Silaturahim sambil menikmati Rujak Soto satu-satunya di Kupang NTT. (Foto: Guntur Puji Utomo)
KabarBanyuwangi.co.id – Berlebaran di Kota Kupang, sudah saya jalani beberapa tahun. Meskipun tidak ada larangan mudik, kami dan keluarga sudah biasa merayakan lebaran di tanah rantau, Kota Kupang, Nusa Tenggara Timur (NTT).
Bedanya jika dibanding sebelum pandemi Covid-19, pelaksanaan sholat Ied bebas. Namun dua tahun terakhir, ada pembatasan dan anjuran untuk sholat di rumah atau Masjid dekat rumah masing-masing.
Namjun sejumlah Masjid dan penyelenggaran sholat Ied di
Kota Kupang, terlihat dipadati para jamaah dan tidak menurunkan minat mereka
sholat sunnah setahun sekali ini.
Bahkan saya melihat antsuaisame yang cukup tinggi, tentu
tetap mematuhi protokol Kesehatan. Setiap Masjid dan tempat sholat Ied, hanya
diperbolehkan menampun 50 persen dari kapasitas yang ada.
Setelah melakukan sholat Ied, kami dan keluarga, juga
anggota Ikawangi Kota Kupang berajangsana seperti di kampung halaman. Tradisi
ini terus terpelihara, dari kaum muda mengunjugi yang tua dan saling
bermaaf-maafan.
Sajian Ketupat dan lepet, juga bisa ditemui pada hari raya
pertama sebagimana tradisi di Banyuwangi. Kue-kue yang disuguhkan, juga sama
dengan kue-kue yang ditemui pada sat lebaran di Banyuwangi.
Praktis susananya tidak jauh berbeda, hanya keluarga dekat
dan teman sepermainan saja yang tidak bisa ditemui.
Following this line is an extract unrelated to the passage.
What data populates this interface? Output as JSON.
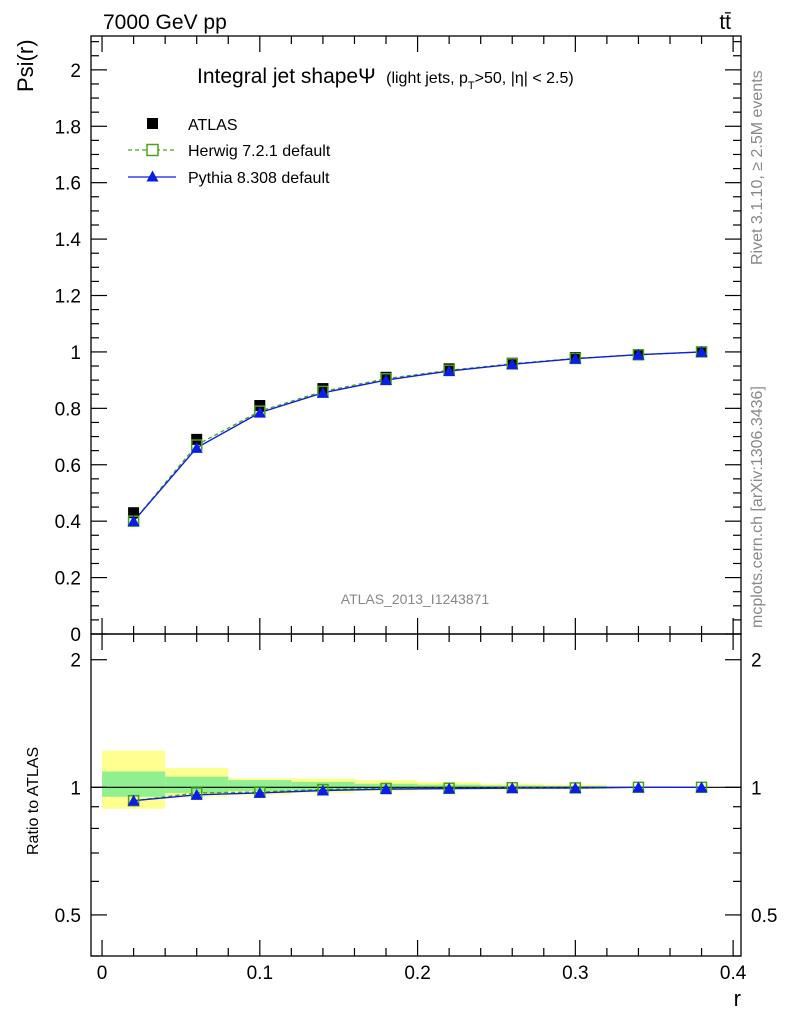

Selain silaturahim, atau
unjung-unjung ke sama anggota Ikawangi, kami juga silaturahim ke sasam rantau
dari pulau Jawa.
Tradisi mereka tidak jauh berbeda dengan di Banyuwangi,
keramahan menyambut tamu dengan berbagai suguhan makanan juga ditemui ke
keluarga Jawa di Kota Kupang.
Keterangan Gambar : Silaturahim
dilanjut ke Warung Assalam, juga milik warga Banyuwangi di Kupang NTT. (Foto:
Guntur Puji Utomo)
Pada hari ketiga Lebaran, kami dan warga Ikawangi Kupang,
juga melakukan rekreasi atau “ngelencer” ke tempat-tempat wisata bersama
keluarga. Tentu bagian dari wisata tersebut, kami berburu kuliner khas
Banyuwangi, yaitu Rujak Soto,
Warung Rujak Soto satu-satunya di Kupang ini, milik Kang
Timbul asal Songgon, Banyuwangi. Jaraknya reltif jauh dari tempat tinggal saya,
yaitu sejauh 30 kilometer. Namun atas nama kerinduan terhadap makanan khas
Banyuwangi, jarak itu tidak menjadi masalah.
Kelebihan makan Rujak Soto di Warung Kang Timbul ini,
selain bisa merasakan masakan yang langka dan sulit di dapat di Kota Kupang,
juga sekaligus silaturahim dengan warga Banyuwangi.
Pembeli Rujak Soto ini, kebanyakan warga Banyuwangi yang
tinggal di Kota Kupang dan Kabupaten Kupang NTT. Meskipun demikian, banyak juga
warga non Banyuwangi yang memang senang dengan kuliner khas Banyuwangi.
Sebagi Humas Ikawangi Kota Kupang, saya tidak asing lagi
dengan saudara-saduara Banyuwangi yang sedang “andok” di Warung Kang Timbul.
Menjelang sore, silaturahim dilanjutkan ke Warung Assalam,
dengan menu Ikan Bakar. Warung milik orang Banyuwangi ini, sekarang mulai
bangkit setelah menjadi korban banjir bandang sebulan lalu.